This is a local, not distributed, go, not python, implementation of the Evolution Strategies as a Scalable Alternative to Reinforcement Learning (Salimans et. al). The original starter from the paper can be found openai/evolution-strategies-starter. Under the covers it uses the openai/gym-http-api, more specifically binding-go, and uses unixpickle/anynet and unixpickle/anyvec for efficient high-level vector computation. Enjoy!
The goal is to solve CartPole-v0, This requires 195 epochs/reward over 100 episodes. Install openai/gym, openai/gym-http-api is a dependency required from the Go source.
Get the binary. Clone, download, or whatever you want, or just
$ go get github.com/wenkesj/evolution
In a seperate terminal, open the gym from wherever
github.com/openai/gym-http-api
is located in your fs.
$ python gym_http_server.py
Run the trainer and evaluater with whatever concauction you choose.
$ # 200 episodes of "training" by 2 agents and 100
$ # finalepisodes of evaluation with a single agent
$ # Saving results to a directory "~/agents2eps200"

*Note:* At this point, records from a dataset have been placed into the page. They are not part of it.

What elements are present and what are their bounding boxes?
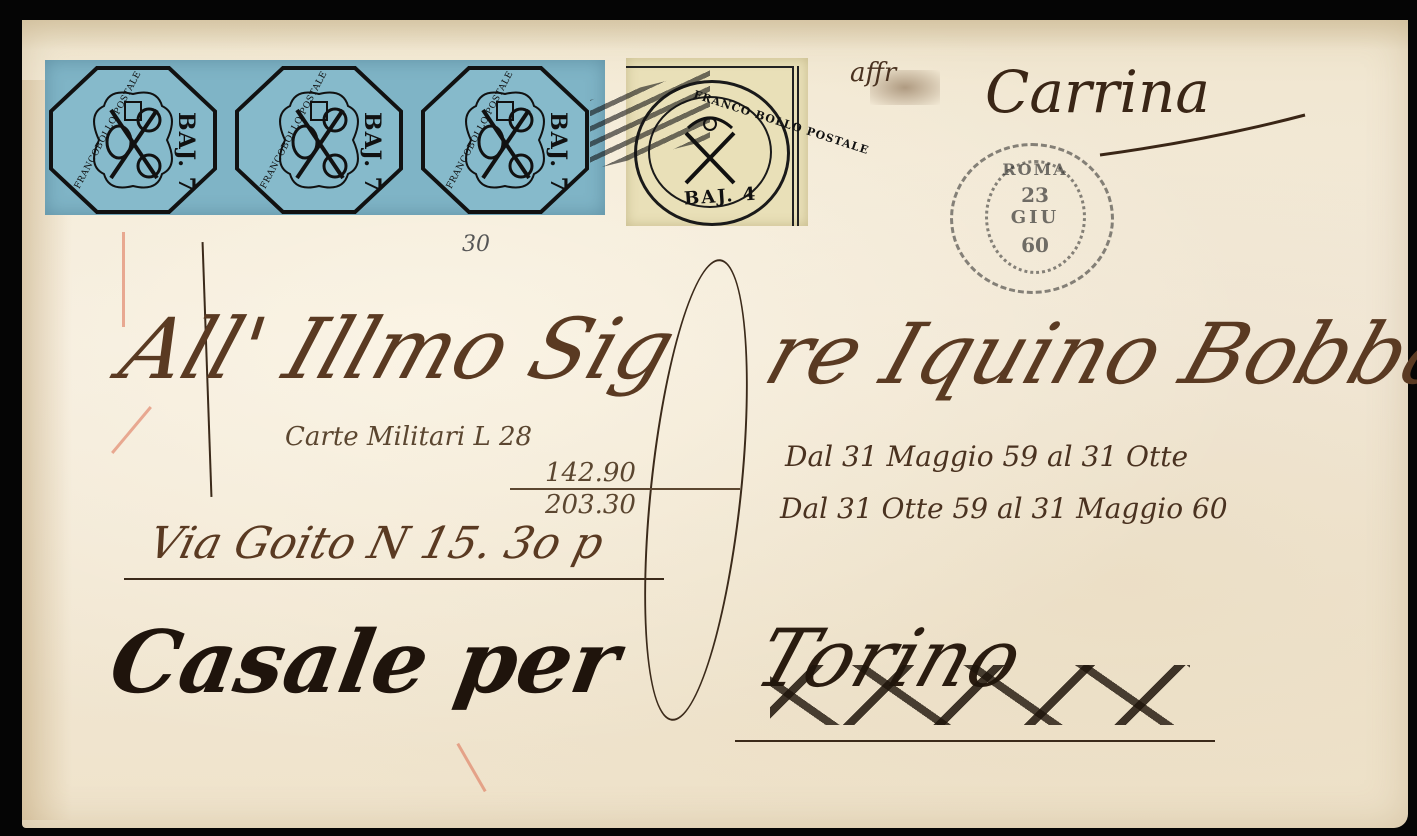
blue-stamp-1: BAJ. 7 FRANCOBOLLO POSTALE: [49, 66, 217, 214]
street-underline: [124, 578, 664, 580]
flourish-line: [1090, 100, 1320, 160]
stamp-value: BAJ. 7: [545, 112, 571, 193]
crossout-marks: [770, 665, 1190, 725]
blue-stamp-3: BAJ. 7 FRANCOBOLLO POSTALE: [421, 66, 589, 214]
account-note-2: 142.90: [545, 458, 636, 488]
period-note-1: Dal 31 Maggio 59 al 31 Otte: [785, 440, 1188, 473]
postmark-day: 23: [995, 183, 1075, 207]
stamp-value: BAJ. 7: [359, 112, 385, 193]
city-underline: [735, 740, 1215, 742]
pencil-note: 30: [462, 232, 490, 257]
red-crayon-mark: [122, 232, 125, 327]
blue-stamp-2: BAJ. 7 FRANCOBOLLO POSTALE: [235, 66, 403, 214]
envelope-top-fold: [22, 20, 1408, 50]
account-note-1: Carte Militari L 28: [285, 422, 532, 452]
addressee-line-1: All' Illmo Sig: [109, 300, 687, 398]
destination-redirect: Casale per: [103, 612, 627, 713]
account-note-3: 203.30: [545, 490, 636, 520]
handwritten-affr: affr: [850, 58, 896, 88]
period-note-2: Dal 31 Otte 59 al 31 Maggio 60: [780, 492, 1228, 525]
blue-stamp-strip: BAJ. 7 FRANCOBOLLO POSTALE BAJ. 7 FRANCO…: [45, 60, 605, 215]
postmark-year: 60: [995, 233, 1075, 257]
addressee-line-2: re Iquino Bobba: [754, 305, 1417, 403]
postmark-month: GIU: [995, 207, 1075, 228]
postmark-city: ROMA: [995, 160, 1075, 179]
stamp-value: BAJ. 7: [173, 112, 199, 193]
street-address: Via Goito N 15. 3o p: [144, 518, 609, 569]
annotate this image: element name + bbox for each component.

$ evolution --outmonitor ~/agents2eps200 \
--finalepisodes 100 \
--episodes 200
--agents 2
So, after 42 episodes, the 2 agents evolve enough to simply destroy at the game on their own. In this simple case, we apply a cutoff average reward of 195 or above for both agents, signifying the parameters on average should be able to solve the game with a single offspring. So we test that fact,
And it works! We get 198.5 average reward over 100 episodes!
- Parallelize where needed to avoid embarrassment 😏
- 32/64 bit support?
- Support multiple environments gym-http-api#47
- Serialize/deserialize networks the anynet way
- Goals
$ evolution -net net.proto -env Pong-v0 ...
- Input network for specific environment (i.e. Pong-v0)
- Save/load
- Goals
- Optimizations
- Adam (ADAM!!!!! 😉), SGD variable?
- unixpickle/cudavec for gigs
- Plotting, statistics, performance profiling, uploading
This is a project for my Complex Systems and Networks class. This isn't meant to be comparable to the original work; I'm not a master coder/statistical god/andrej karpathy, I just thought this was a cool idea. This is an implementation with results and intrepretation.